With turkey day behind us, we’re heading full-force into Christmas. Many evergreens have been cut – most of them many months ago – to become holiday trees that we decorate. For me, this is a yearly reminder about an episode of the television show “Friends.” In an episode around Christmas, Phoebe explains that all trees, no matter how scrawny or decrepit, need to fulfill their destiny to become an actual Christmas tree.
This idea causes me to think about the many, many scraps found around the Popular Woodworking Magazine shop and my home shop (more so in my home shop). By leaving these scraps piled in corners or sitting atop benches, or even if you neatly sort and stack your leftovers, are we allowing them to fulfill their destiny?
It’s my opinion that we should release these scraps. Let them achieve their destiny. While that could be a small holiday project (gifts) such as those found in the book “Wood Stash Project Book,” by Kerry Pierce, I’m willing to bet that destiny for most of these scraps is going to be as fuel. That’s right, burn them for heat. (That’s way better than ending up in landfills.)
Of course, burning scrap isn’t always just for heat. Sometimes it’s just for fun, or to destroy evidence, as shown below.
It you have questions about the object in the bonfire, post your comment. Mr. Bender will be watching closely.
Here are some supplies and tools we find essential in our everyday work around the shop. We may receive a commission from sales referred by our links; however, we have carefully selected these products for their usefulness and quality.
sometimes it’s better to start over than try to fix something
Who knocked it off the bench?
Sometimes the mistake does dictate the size of the fire! Glad you guys had a field large enough to cover this one. Green Eggs or outside Firepits do come in nice for Arizona!
A couple of years ago my kids bought me a “Big Green Egg” for my birthday.
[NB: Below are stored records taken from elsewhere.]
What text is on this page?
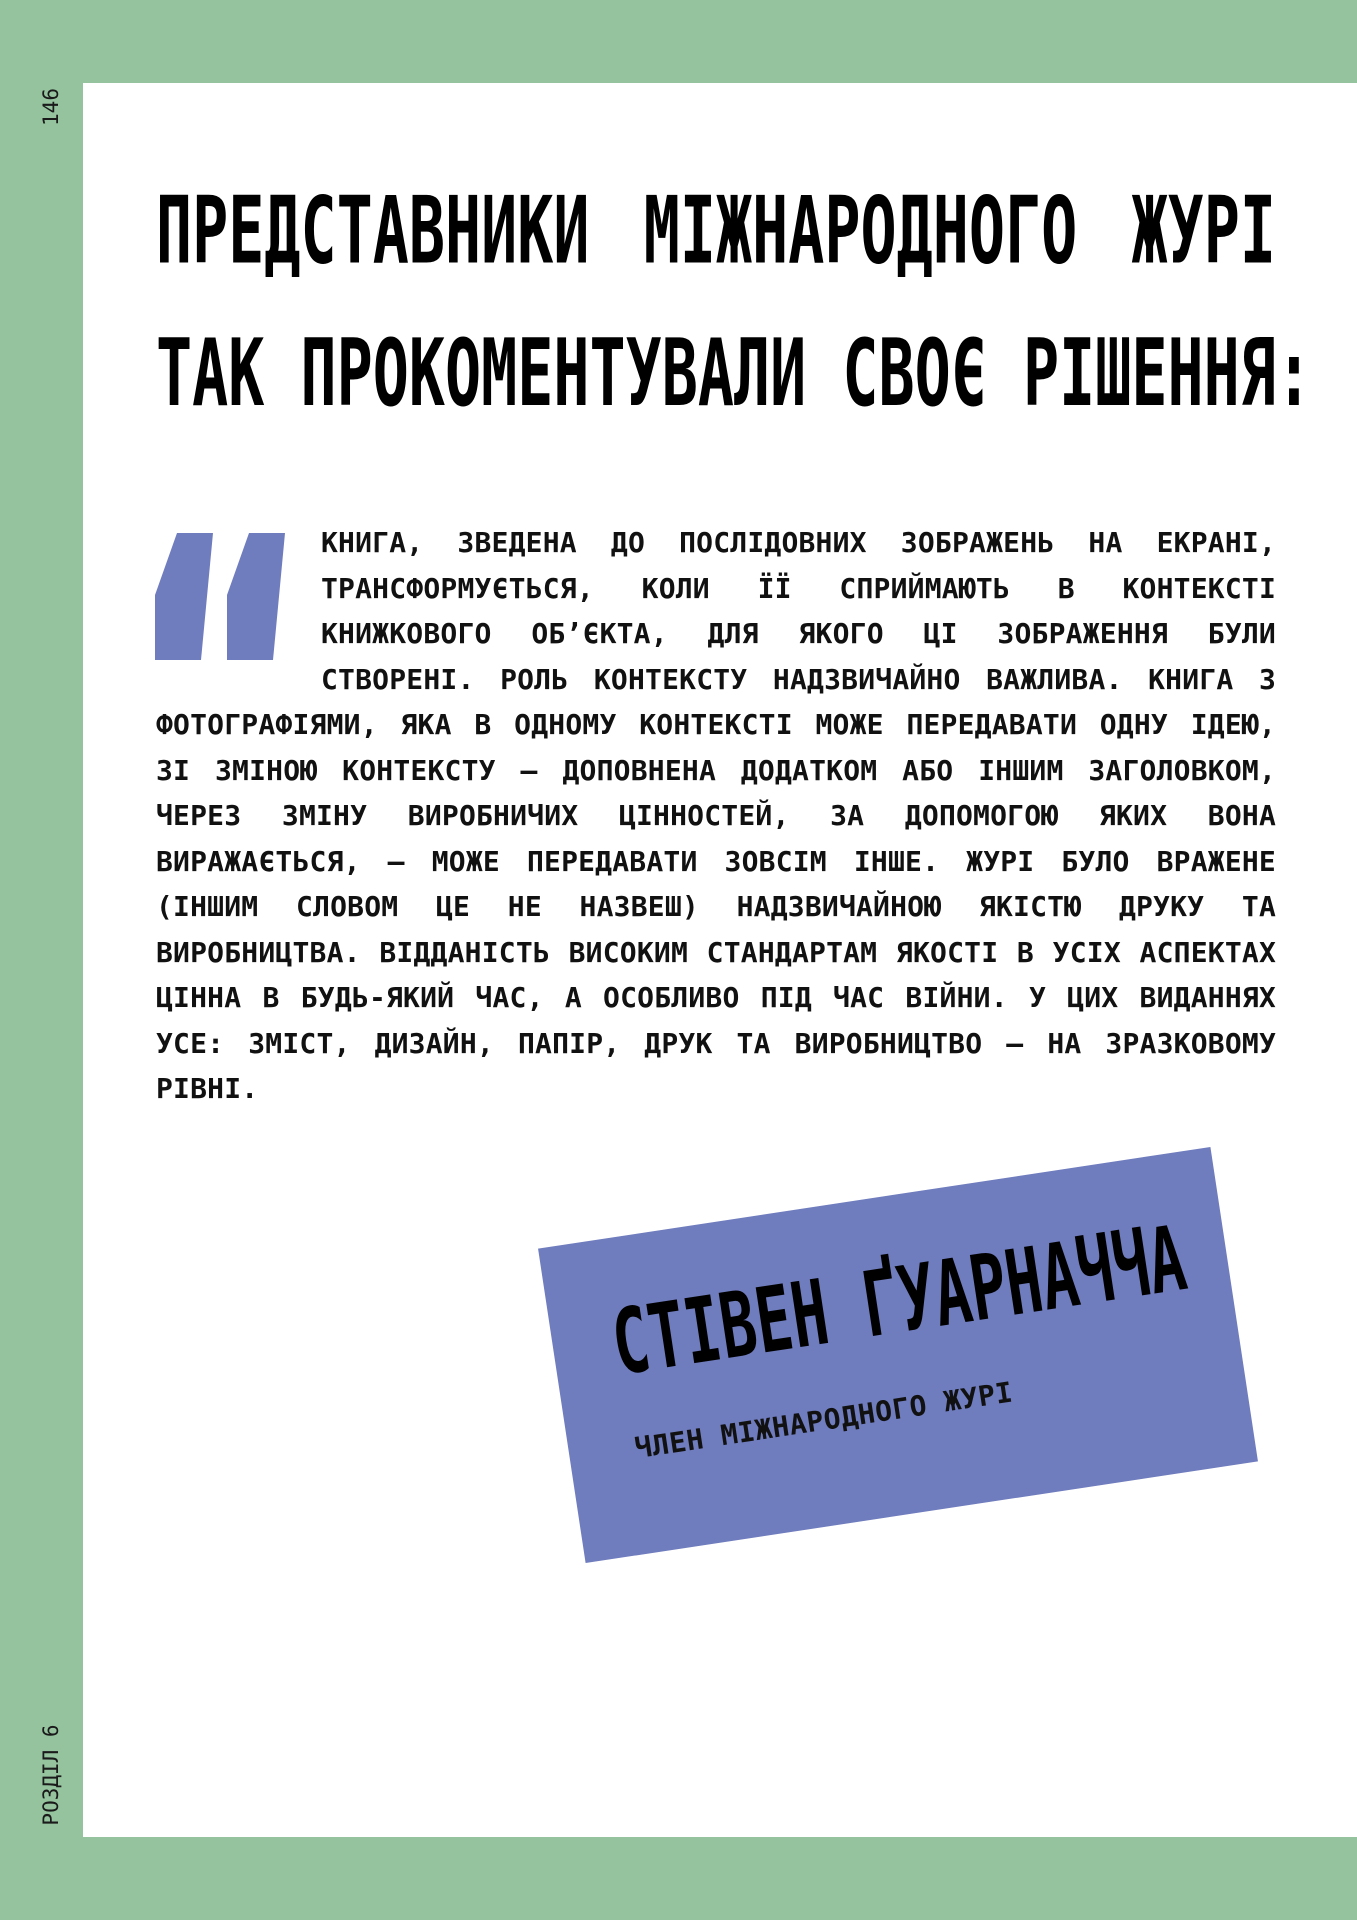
146
РОЗДІЛ 6
ПРЕДСТАВНИКИ МІЖНАРОДНОГО ЖУРІ
ТАК ПРОКОМЕНТУВАЛИ СВОЄ РІШЕННЯ:
КНИГА, ЗВЕДЕНА ДО ПОСЛІДОВНИХ ЗОБРАЖЕНЬ НА ЕКРАНІ, ТРАНСФОРМУЄТЬСЯ, КОЛИ ЇЇ СПРИЙМАЮТЬ В КОНТЕКСТІ КНИЖКОВОГО ОБ’ЄКТА, ДЛЯ ЯКОГО ЦІ ЗОБРАЖЕННЯ БУЛИ СТВОРЕНІ. РОЛЬ КОНТЕКСТУ НАДЗВИЧАЙНО ВАЖЛИВА. КНИГА З ФОТОГРАФІЯМИ, ЯКА В ОДНОМУ КОНТЕКСТІ МОЖЕ ПЕРЕДАВАТИ ОДНУ ІДЕЮ, ЗІ ЗМІНОЮ КОНТЕКСТУ — ДОПОВНЕНА ДОДАТКОМ АБО ІНШИМ ЗАГОЛОВКОМ, ЧЕРЕЗ ЗМІНУ ВИРОБНИЧИХ ЦІННОСТЕЙ, ЗА ДОПОМОГОЮ ЯКИХ ВОНА ВИРАЖАЄТЬСЯ, — МОЖЕ ПЕРЕДАВАТИ ЗОВСІМ ІНШЕ. ЖУРІ БУЛО ВРАЖЕНЕ (ІНШИМ СЛОВОМ ЦЕ НЕ НАЗВЕШ) НАДЗВИЧАЙНОЮ ЯКІСТЮ ДРУКУ ТА ВИРОБНИЦТВА. ВІДДАНІСТЬ ВИСОКИМ СТАНДАРТАМ ЯКОСТІ В УСІХ АСПЕКТАХ ЦІННА В БУДЬ-ЯКИЙ ЧАС, А ОСОБЛИВО ПІД ЧАС ВІЙНИ. У ЦИХ ВИДАННЯХ УСЕ: ЗМІСТ, ДИЗАЙН, ПАПІР, ДРУК ТА ВИРОБНИЦТВО — НА ЗРАЗКОВОМУ РІВНІ.
СТІВЕН ҐУАРНАЧЧА
ЧЛЕН МІЖНАРОДНОГО ЖУРІ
A Big Green Egg is an outdoor grill that burns wood (or charcoal) instead of gas. That thing has been the best device I’ve ever had for keeping my shop neat and clean. You can even use the saw dust for smoking,….. meat, of course. At the end of a day in the shop you can go out in the back yard and destroy all your mis-cut pieces and enjoy a steak at the same time. Get one there great!
I have a one man woodworking business where I make scroll saw puzzles that I sell at local craft shows. This generates large amounts of “scrap”. I have a box next to my scroll saw that I put the larger pieces in and on a slow day I go through them and trace out patterns of several smaller projects that I have. I have paid my entrance to more than one craft show with “free” wood that would otherwise end up in my friends stoves and fireplaces. My waste scraps are truly that when they go out the door.
Charlie @ Knotthead Woodworking
Every fall my wife starts bugging me about how cluttered and messy my shop is with all the piles of wood everywhere and the barrells full of small pieces. And every spring she congratulates me on finally getting around to cleaning up my shop. I just smile and say, “Yes dear, thank you dear.”
As an owner of your general small home work shop I use to hang on to all scrap because one day it will become something. And now I can say that they became heat which allow me to make other projects in the cold days, also it allow me to make some more scraps thus the never ending loop.
That is a very liberating picture. I’ve got this project in the basement that I mucked up by being stupid and I have been trying to figure out a way to un-muck-it or turn it into something else more useful. Firewood is very useful.
It’s either the shortest bed or the least comfortable bench in history.
Unless it involves a full moon and nudity I would love to hear the story.
Thanks ( I think)
Don
Too much shellac
As the owner of a brand new external wood stove, I can already tell you that my view towards wood scraps has been permanently altered.